La richesse des articles de Carey a affermi le courant protectionniste dans l'opinion publique. Les électeurs américains voteront d'eux-mêmes et très souvent pour le parti du protectionnisme jusqu'au premier tiers du 20e siècle[Si 23].
Ses livres seront au moins traduits en 8 langues[34]. Ainsi, des théoriciens de marque durent répondre à ses thèses : Marx et des libéraux comme J.S. Mill[Si 2].
Il a influencé Frédéric Bastiat pour ses Harmonies économiques[35], que Carey accusera de plagiat[36]. Frédéric Bastiat reconnut qu'il s'était fortement inspiré de Carey[Si 2].
En 1865, l'économiste allemand Adolf Held fait sa thèse sur Carey.
En 2012 un jeune chercheur[37] montra l'infuence de Carey sur l' « agriculture scientifique », notamment en chimie[Si 24].
Selon Carey, l'économie comme science va contre la division du travail du libre-échange[Si 3]. Le pouvoir d'association de l'humain va contre le libéralisme, puisque, selon lui, c'est la société qui fait l'humain, pas l'humain qui fait la société. Les enfants apprennent d'abord de leurs parents[Si 8].
Pour Carey, le libre-échange fait au début baisser les prix en ruinant les producteurs locaux, pour créer des monopoles qui font augmenter les prix par les intermédiaires, empêchant aux producteurs d'être correctement rémunérés[38],[Si 25].
Carey est l'auteur de l'Harmonie des intérêts (1851), ouvrage faisant la comparaison du système britannique de libre-échange avec le capitalisme protectionniste et interventionniste américain. Il raconte dans ce livre que l'ensemble des classes productrices sont les unes pour les autres[Si 26].
Carey parlait de producteurs en y incluant les agriculteurs et les ouvriers[39], alors que les libre-échangistes parlaient de consommateurs. La logique de l'offre et de la demande créait des salaires faibles en Angleterre, car les salariés anglais venaient aux États-Unis. Ainsi Carey démontre que l'augmentation des salaires est bénéfique pour l'économie et les salariés, que la baisse des salaires est dommageable pour chacun. C'est la protection, c'est-à-dire la baisse des prix des produits industriels contre l'augmentation des prix des produits de la terre, qui permet aux salariés de ne pas se faire concurrence[40]. Il est à noter qu'il y avait peu de services à l'époque mais que le libre-échange tendait à augmenter les prix des services pour faire baisser les prix des productions[41]. L'augmentation des prix des services[42] qui va avec la baisse des prix des produits amène une crise financière. Carey rappelait aussi que les taux d'intérêt sont les plus élevés[43] lorsque le pays est en crise financière.

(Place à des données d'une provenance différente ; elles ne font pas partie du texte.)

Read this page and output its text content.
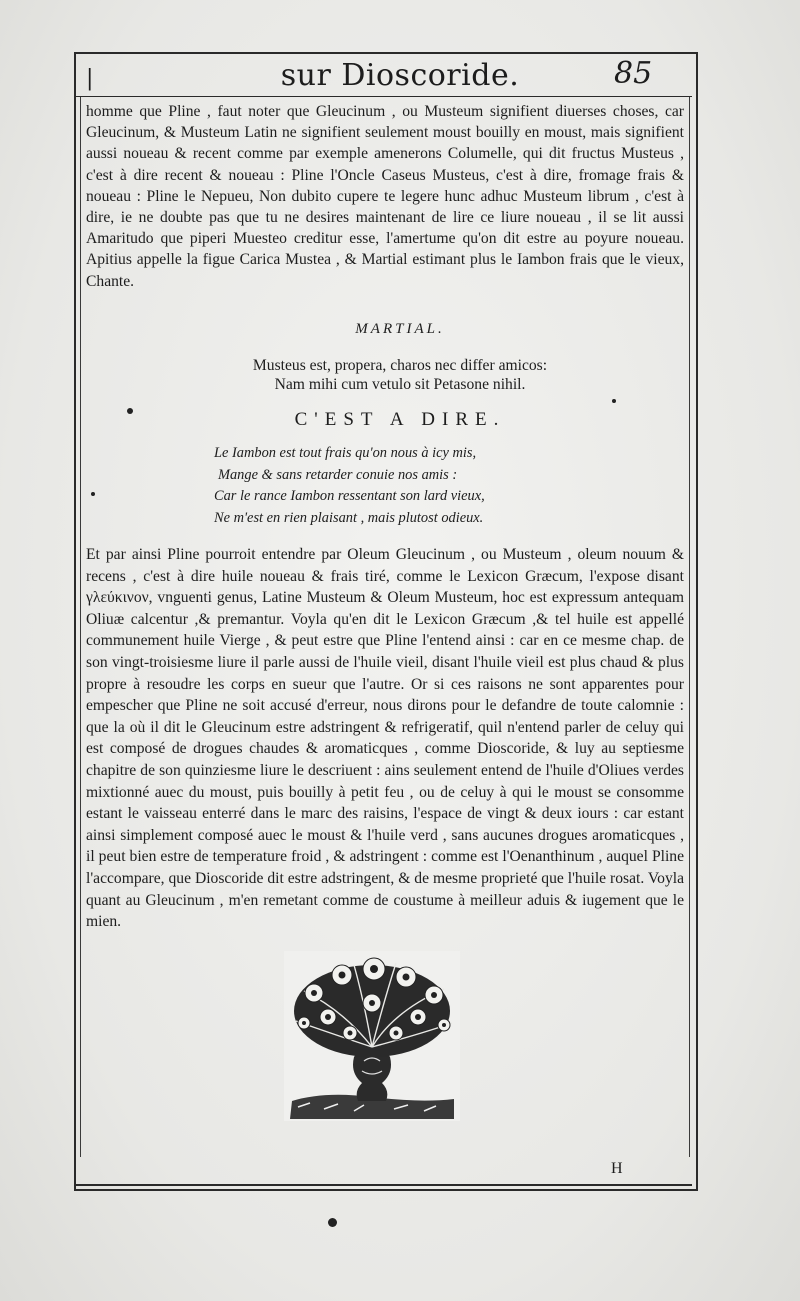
|	sur Dioscoride.	85
homme que Pline , faut noter que Gleucinum , ou Musteum signifient diuerses choses, car Gleucinum, & Musteum Latin ne signifient seulement moust bouilly en moust, mais signifient aussi noueau & recent comme par exemple amenerons Columelle, qui dit fructus Musteus , c'est à dire recent & noueau : Pline l'Oncle Caseus Musteus, c'est à dire, fromage frais & noueau : Pline le Nepueu, Non dubito cupere te legere hunc adhuc Musteum librum , c'est à dire, ie ne doubte pas que tu ne desires maintenant de lire ce liure noueau , il se lit aussi Amaritudo que piperi Muesteo creditur esse, l'amertume qu'on dit estre au poyure noueau. Apitius appelle la figue Carica Mustea , & Martial estimant plus le Iambon frais que le vieux, Chante.
MARTIAL.
Musteus est, propera, charos nec differ amicos:
Nam mihi cum vetulo sit Petasone nihil.
C'EST A DIRE.
Le Iambon est tout frais qu'on nous à icy mis,
Mange & sans retarder conuie nos amis :
Car le rance Iambon ressentant son lard vieux,
Ne m'est en rien plaisant , mais plutost odieux.
Et par ainsi Pline pourroit entendre par Oleum Gleucinum , ou Musteum , oleum nouum & recens , c'est à dire huile noueau & frais tiré, comme le Lexicon Græcum, l'expose disant γλεύκινον, vnguenti genus, Latine Musteum & Oleum Musteum, hoc est expressum antequam Oliuæ calcentur ,& premantur. Voyla qu'en dit le Lexicon Græcum ,& tel huile est appellé communement huile Vierge , & peut estre que Pline l'entend ainsi : car en ce mesme chap. de son vingt-troisiesme liure il parle aussi de l'huile vieil, disant l'huile vieil est plus chaud & plus propre à resoudre les corps en sueur que l'autre. Or si ces raisons ne sont apparentes pour empescher que Pline ne soit accusé d'erreur, nous dirons pour le defandre de toute calomnie : que la où il dit le Gleucinum estre adstringent & refrigeratif, quil n'entend parler de celuy qui est composé de drogues chaudes & aromaticques , comme Dioscoride, & luy au septiesme chapitre de son quinziesme liure le descriuent : ains seulement entend de l'huile d'Oliues verdes mixtionné auec du moust, puis bouilly à petit feu , ou de celuy à qui le moust se consomme estant le vaisseau enterré dans le marc des raisins, l'espace de vingt & deux iours : car estant ainsi simplement composé auec le moust & l'huile verd , sans aucunes drogues aromaticques , il peut bien estre de temperature froid , & adstringent : comme est l'Oenanthinum , auquel Pline l'accompare, que Dioscoride dit estre adstringent, & de mesme proprieté que l'huile rosat. Voyla quant au Gleucinum , m'en remetant comme de coustume à meilleur aduis & iugement que le mien.
H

Ce sont les progrès réalisés par le protectionnisme qui permettent d'enrichir le pays, par la facilitation du commerce local[Si 27].
Dans les Principes de la science sociale (1858-1860), il critique le principe du libre-échange qui tend selon lui à « établir pour le monde entier un atelier unique, auquel doivent être expédiés les produits bruts du globe en subissant les frais de transport les plus coûteux. » Il souhaite l'établissement de nations indépendantes se consacrant à toutes les branches de l'économie, au contraire de Friedrich List, dont la pensée a influencé sa conversion au protectionnisme. Carey prétend cependant qu'il s'est converti après l'observation des résultats respectifs des tarifs protectionnistes et libre-échangistes aux États-Unis. Il défend l'idée d'un système naturel de lois économiques, dont la prospérité générale de l'humanité est le résultat spontané. Cet aspect bénéfique est malheureusement empêché par l'ignorance et la perversité de l'homme.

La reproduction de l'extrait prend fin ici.